Berman summarized the Mueller report, saying that McGahn said “the President told him to fire Mueller and create a fake paper trail,” that being Berman’s take on events.

“Absolutely. That sounds like obstruction of justice,” Camerota said. “And they won’t do anything about it.”

(It’s all a moot point anyway, as Trump suggested on Thursday he will use executive privilege to block McGahn from complying with a congressional subpoena.)

Stressing that Barr says it didn’t happen that way, Berman replied: “The only jury that matters in this is the U.S. Congress,” he said. “So the U.S. Congress wants to get Don McGahn in front of them to get his version, to cross-examine Don McGahn on what is in the Mueller report, especially after Bill Barr now.”

“I guess my point, John, and I’m sorry if I sound like they’ve broken my spirit, however –” Camerota said, before Berman cut her off.

“But that’s what it sounds like!” he said. “But I think that’s the goal, too!

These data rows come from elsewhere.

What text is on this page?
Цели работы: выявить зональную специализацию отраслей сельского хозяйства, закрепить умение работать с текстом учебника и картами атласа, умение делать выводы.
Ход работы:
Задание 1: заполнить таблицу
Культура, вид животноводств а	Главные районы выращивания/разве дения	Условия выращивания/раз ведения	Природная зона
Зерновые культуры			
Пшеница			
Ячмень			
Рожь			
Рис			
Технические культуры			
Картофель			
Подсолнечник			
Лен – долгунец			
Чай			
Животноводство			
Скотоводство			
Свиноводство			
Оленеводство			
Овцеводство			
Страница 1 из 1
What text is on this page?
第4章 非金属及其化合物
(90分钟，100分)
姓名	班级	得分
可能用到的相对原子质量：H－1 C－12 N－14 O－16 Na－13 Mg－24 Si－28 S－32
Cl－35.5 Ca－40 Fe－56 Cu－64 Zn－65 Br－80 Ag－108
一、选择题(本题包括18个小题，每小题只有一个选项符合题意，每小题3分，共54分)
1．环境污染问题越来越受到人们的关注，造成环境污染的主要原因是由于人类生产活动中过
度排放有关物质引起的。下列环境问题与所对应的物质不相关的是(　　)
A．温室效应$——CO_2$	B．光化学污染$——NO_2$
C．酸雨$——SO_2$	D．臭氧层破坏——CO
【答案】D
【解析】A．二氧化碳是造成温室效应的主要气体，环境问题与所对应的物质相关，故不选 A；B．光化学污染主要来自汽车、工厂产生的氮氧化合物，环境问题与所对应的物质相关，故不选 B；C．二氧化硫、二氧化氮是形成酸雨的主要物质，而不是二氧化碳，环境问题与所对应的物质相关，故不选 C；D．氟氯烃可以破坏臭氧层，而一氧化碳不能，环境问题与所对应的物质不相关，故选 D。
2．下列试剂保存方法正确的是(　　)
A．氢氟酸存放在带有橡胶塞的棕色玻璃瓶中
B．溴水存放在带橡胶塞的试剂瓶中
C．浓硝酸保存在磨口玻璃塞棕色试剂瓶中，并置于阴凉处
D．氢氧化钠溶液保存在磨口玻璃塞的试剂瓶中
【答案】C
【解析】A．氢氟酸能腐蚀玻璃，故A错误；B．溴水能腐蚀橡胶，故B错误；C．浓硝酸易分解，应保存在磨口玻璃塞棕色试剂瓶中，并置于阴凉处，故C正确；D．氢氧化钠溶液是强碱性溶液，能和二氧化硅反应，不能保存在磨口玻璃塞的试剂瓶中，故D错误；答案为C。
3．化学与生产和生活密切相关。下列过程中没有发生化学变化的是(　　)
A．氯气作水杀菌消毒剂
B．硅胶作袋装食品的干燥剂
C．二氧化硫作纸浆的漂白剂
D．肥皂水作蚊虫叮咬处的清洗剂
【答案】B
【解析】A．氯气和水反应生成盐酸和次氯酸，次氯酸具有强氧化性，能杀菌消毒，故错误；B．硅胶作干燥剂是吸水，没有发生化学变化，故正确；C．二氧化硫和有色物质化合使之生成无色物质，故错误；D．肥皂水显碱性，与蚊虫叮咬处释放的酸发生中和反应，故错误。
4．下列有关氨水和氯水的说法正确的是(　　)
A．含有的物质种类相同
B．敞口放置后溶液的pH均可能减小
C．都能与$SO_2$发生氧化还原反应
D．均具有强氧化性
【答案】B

“Well, it’s worked, because I think I’m channeling many members of the American public who feel that these past two years have been disheartening for people who believe in justice,” Camerota said, struggling to choke back her emotions.

“The reason that I say that is because you see in the Mueller report ample evidence laid out of obstruction, of what Robert Mueller considered obstruction, but nothing happens.

The problem for the anti-Trump host is that while Mueller did not exonerate Trump on obstruction, he also did not conclude that the president committed a crime — this coming after two years of investigating and spending more the $30 million.

In addition, the evidence Mueller gathered was turned over to Barr, the top cop in the land, the man tasked with enforcing our laws, and he did not feel there was enough to warrant charges.

Barr explained his position to Sen. Diane Feinstein, D-Calif., on Wednesday, when he testified before the Senate Judiciary Committee.

“To be obstruction of justice, the lie has to be tied to impairing the evidence in a particular proceeding,” he said. “McGahn had already given his evidence and I think it would be plausible that the purpose of McGahn memorializing what the president was asking was to make the record that the president was never directing him to fire.”

“And there is a distinction between telling someone, ‘Go fire him, go fire Mueller,’ and say have him removed based on conflict.”